Shah Deniz, discovered in 1999, is 70km southeast of Baku, Azerbaijan, in 50-500m water depth. The field, which sits on the deepwater shelf of the Caspian Sea, spans some 860sq km, and is about 70km offshore Baku, Azerbaijan, in 50-500m water. The field holds about 40 Tcf of natural gas in place, making it one of the world’s largest gas-condensate fields, and one of BP’s largest discoveries to date.
The project consists of Shah Deniz Stage 1, with the capacity to produce some 10 Bcm/yr of gas, and about 50,000 b/d of condensate; Shah Deniz Stage 2, which will add an additional 16 Bcm per year of gas production; and the Southern Gas Corridor pipeline system that will help deliver 6 Bcm/yr of gas to Turkey and a further 10 Bcm/yr of gas to markets in Europe.
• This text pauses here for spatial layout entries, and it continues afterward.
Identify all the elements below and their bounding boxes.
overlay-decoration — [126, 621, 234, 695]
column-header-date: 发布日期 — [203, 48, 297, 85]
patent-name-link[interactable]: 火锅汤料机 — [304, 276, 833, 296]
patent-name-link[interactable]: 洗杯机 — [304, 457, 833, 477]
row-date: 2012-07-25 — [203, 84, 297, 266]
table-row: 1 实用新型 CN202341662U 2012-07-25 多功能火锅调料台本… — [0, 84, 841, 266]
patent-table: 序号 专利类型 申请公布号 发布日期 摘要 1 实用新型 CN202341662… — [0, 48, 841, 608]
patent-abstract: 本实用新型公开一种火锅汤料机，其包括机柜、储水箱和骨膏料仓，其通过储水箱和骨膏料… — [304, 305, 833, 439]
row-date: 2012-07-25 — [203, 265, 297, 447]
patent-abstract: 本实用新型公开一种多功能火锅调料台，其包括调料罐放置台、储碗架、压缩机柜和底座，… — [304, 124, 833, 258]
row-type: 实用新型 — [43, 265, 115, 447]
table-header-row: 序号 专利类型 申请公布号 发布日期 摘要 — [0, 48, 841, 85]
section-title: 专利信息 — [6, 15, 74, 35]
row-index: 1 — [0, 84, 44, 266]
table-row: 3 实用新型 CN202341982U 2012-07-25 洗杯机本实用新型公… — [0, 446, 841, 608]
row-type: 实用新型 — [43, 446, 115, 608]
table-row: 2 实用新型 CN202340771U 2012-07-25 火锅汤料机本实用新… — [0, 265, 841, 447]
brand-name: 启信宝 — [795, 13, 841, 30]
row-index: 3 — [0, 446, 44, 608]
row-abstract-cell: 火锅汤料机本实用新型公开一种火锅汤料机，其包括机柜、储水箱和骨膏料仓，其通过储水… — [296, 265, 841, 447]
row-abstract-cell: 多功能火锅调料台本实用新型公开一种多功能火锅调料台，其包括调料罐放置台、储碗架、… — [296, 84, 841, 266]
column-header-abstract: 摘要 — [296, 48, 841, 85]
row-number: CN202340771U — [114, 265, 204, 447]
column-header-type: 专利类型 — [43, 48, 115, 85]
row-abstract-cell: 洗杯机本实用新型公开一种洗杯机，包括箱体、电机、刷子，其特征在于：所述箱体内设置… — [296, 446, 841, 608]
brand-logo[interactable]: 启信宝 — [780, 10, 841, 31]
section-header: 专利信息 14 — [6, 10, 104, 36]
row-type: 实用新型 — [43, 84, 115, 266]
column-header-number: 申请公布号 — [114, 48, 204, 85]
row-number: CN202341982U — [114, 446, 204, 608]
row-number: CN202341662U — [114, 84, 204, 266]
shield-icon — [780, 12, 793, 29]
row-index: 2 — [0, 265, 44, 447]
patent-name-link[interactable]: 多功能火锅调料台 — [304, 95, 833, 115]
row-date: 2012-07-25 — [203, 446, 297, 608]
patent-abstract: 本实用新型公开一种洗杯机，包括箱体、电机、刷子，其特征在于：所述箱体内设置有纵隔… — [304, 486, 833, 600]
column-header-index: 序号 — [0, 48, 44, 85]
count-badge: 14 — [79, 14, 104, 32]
The Shah Deniz Stage 2 concept calls for two new bridge-linked offshore platforms; 26 gas production wells, which will be drilled with two semisubmersibles; 500km of subsea pipelines, which will link the wells with the onshore terminal.
The Shah Deniz consortium consists of: operator BP (28.8%), TPAO (19%), Petronas (15.5%), AzSD (10%), Lukoil (10%), NICO (10%) and SGC Upstream (6.7%).
This summer, Statoil’s US$7 billion Mariner heavy oil development took a major step forward. The Mariner A platform’s nine modules were installed on the Mariner A jacket using the Saipem 7000 crane vessel, about 150km east of Shetland on the UK Continental Shelf (UKCS).
The Safe Boreas flotel then moved alongside to support some 480 of the up to 750 staff that will be working on the 38,000-tonne platform hook up and commissioning project over the next year or so.
First oil is scheduled for 2H 2018. Mariner, a heavy oil field development, is one of the largest projects currently under development on the UK Continental Shelf.
The field contains an estimated 250 MMbo reserves with an average plateau production expected at about 55,000 b/d.